Most undead run on hate. When a necromancer tries to raise skeleton warriors, only the people who were most susceptible to feeling great hatred will come back to life.
These skeletons are still self-aware, and they retain the memories of their former lives, but their need to hate is all-consuming. So they twist and corrupt all their memories until they hate everything they used to love. They hate their former loved ones most of all.
Initially, the necromancer has complete control over them, but eventually many undead will break free and flee their masters. Then they make a beeline for their former family and friends. Driven by their hate, they will go to any lengths to find and kill them.
Okay, yeah, that’s pretty evil. Nobody wants to wake up in the night to find their dead wife looming over them with an axe, shouting about how terrible they are while trying to kill them. If that’s a side-effect of necromancy, you can see why it’d be very illegal.
Necromancy mostly uses hate-filled undead, but there are other kinds, mostly occurring naturally. Ghosts, wraiths, banshees, and so on are fueled by unpleasant emotions like depression, greed, agony, and jealousy. They’re all sentient, and all of them are feared, though not as much as the hate-filled ones.
The purpose of a backstory in an MMO is to help create compelling game scenarios. Otherwise, I would just pencil in “they’re evil because I said so” and be done with it. What can this backstory do to make the game more interesting? Well, let’s brainstorm:
- Skeletons like to band together in little clusters to give each other emotional support: they need to keep their hatred high. When they’re not hating, they get weak-kneed and sluggish. So they give each other little pep talks about why they should hate their family, or that deer over there, or that player coming over to kill them.
- The Combat Psychology skill now has direct tie-ins to undeath. If you make a skeleton feel less hatred, you’ll literally make him weaker. Psychoanalysis can kill the undead!

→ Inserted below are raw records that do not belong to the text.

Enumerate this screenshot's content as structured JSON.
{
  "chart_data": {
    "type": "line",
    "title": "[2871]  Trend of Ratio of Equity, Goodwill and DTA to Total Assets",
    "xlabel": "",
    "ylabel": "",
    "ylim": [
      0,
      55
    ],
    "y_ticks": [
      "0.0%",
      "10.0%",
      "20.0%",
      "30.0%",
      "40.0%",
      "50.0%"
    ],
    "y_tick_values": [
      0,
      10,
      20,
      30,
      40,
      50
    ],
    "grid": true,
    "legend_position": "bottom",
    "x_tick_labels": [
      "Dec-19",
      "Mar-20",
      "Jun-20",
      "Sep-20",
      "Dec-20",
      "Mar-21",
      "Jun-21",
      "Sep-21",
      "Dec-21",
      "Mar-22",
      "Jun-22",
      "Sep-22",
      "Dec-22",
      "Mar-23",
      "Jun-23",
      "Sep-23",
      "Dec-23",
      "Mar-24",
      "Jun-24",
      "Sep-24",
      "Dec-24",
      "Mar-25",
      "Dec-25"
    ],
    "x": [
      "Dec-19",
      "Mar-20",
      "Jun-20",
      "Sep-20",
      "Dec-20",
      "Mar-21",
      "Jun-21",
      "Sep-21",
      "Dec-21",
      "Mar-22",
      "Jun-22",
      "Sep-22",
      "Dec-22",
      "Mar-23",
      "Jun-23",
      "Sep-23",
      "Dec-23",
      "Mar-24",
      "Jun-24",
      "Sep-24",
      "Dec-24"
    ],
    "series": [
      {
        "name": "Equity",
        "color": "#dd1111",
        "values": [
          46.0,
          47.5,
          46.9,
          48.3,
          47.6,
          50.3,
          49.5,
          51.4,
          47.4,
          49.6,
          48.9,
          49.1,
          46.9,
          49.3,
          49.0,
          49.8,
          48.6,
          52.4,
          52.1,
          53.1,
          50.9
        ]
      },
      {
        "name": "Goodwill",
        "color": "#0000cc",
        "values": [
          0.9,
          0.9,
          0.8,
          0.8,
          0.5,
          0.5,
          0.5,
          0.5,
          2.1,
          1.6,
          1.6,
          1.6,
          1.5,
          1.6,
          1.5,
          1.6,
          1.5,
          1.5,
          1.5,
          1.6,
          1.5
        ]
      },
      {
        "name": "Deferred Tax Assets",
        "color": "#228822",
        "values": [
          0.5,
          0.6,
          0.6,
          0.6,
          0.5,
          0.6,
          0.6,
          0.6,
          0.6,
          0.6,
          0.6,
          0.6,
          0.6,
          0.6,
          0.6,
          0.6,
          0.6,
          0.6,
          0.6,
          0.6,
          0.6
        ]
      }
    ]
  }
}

- It lets us have some startling scenarios. Imagine you’re in town when a skeleton runs by and starts banging on the door of a house. “Martha, it’s me, I’m back! Let me in!” He’s preying upon his wife, hoping she’ll open the door so he can kill her. And even if you save her, she’s likely to have mixed feelings about you killing her husband…

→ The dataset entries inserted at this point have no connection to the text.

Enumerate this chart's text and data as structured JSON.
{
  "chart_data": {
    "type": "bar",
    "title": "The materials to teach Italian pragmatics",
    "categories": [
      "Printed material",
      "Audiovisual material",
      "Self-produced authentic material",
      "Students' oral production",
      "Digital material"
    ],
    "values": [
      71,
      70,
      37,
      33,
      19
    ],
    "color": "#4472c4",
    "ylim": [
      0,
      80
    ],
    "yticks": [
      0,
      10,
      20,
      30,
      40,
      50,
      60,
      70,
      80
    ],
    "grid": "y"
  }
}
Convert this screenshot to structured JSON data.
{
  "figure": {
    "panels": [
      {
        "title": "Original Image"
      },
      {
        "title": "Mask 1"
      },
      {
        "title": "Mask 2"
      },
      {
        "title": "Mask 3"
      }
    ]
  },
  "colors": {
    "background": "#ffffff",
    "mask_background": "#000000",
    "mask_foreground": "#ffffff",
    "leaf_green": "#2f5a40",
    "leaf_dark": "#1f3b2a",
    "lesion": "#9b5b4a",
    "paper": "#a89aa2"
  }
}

- Maybe depression in this world is now a serious public safety issue. Most suicides are committed by extremely depressed people, and if they come back as ghosts, haunting their loved ones, they can spread more depression like an infectious disease. What would society do? Would they give depressed people more aggressive treatment, or would they banish them to the countryside? (For variety, it’d probably vary from city to city.)
- If depression causes ghosts, that has lots of practical side-effects. When the constabulary investigates a suicide, they can just wait and see if a ghost appears. If no spirits have tormented the family within three days, they start to suspect foul play.

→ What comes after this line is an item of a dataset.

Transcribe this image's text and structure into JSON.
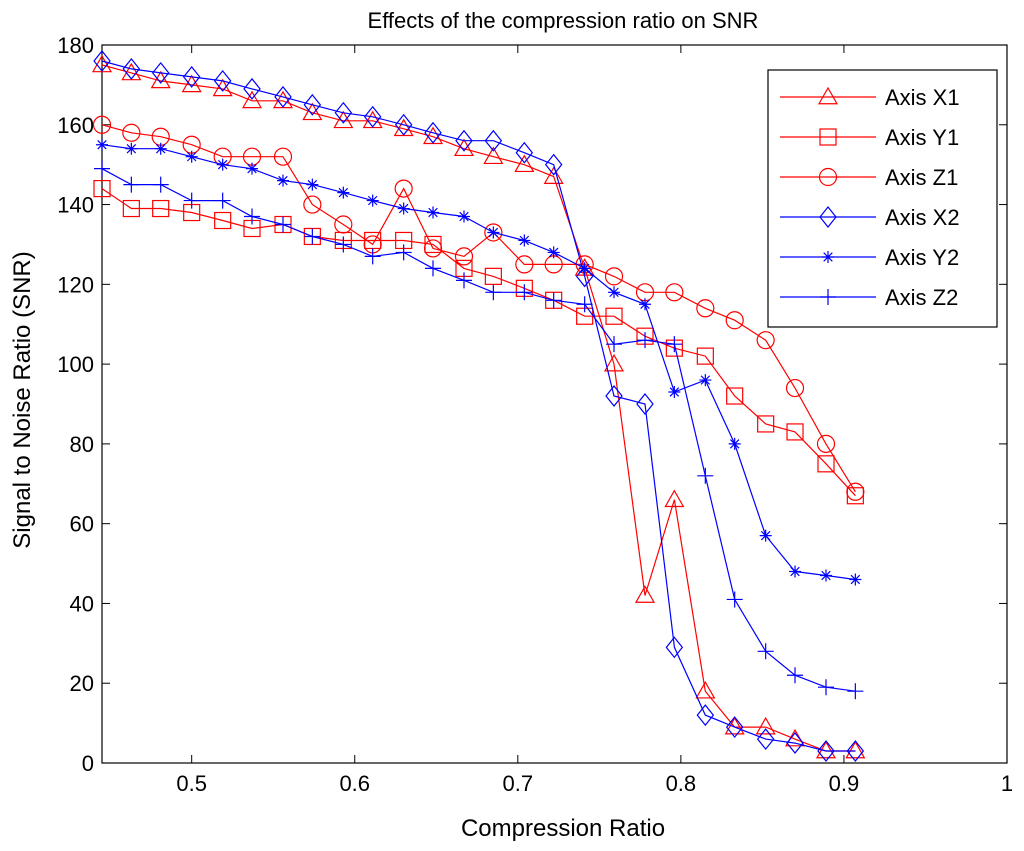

And much more. It gives me some interesting back-stories for tombs (“the elves created an undead-proof chamber, and…”) and it helps me create undead NPCs with more compelling personalities, from tragically evil skeleton minions to cruel and vicious vampire kings.
While the backstory isn’t super weird, I think it’s fresh enough that it won’t seem like the same old thing, either. And with any luck, it will be easy to see why raising the dead is Evil.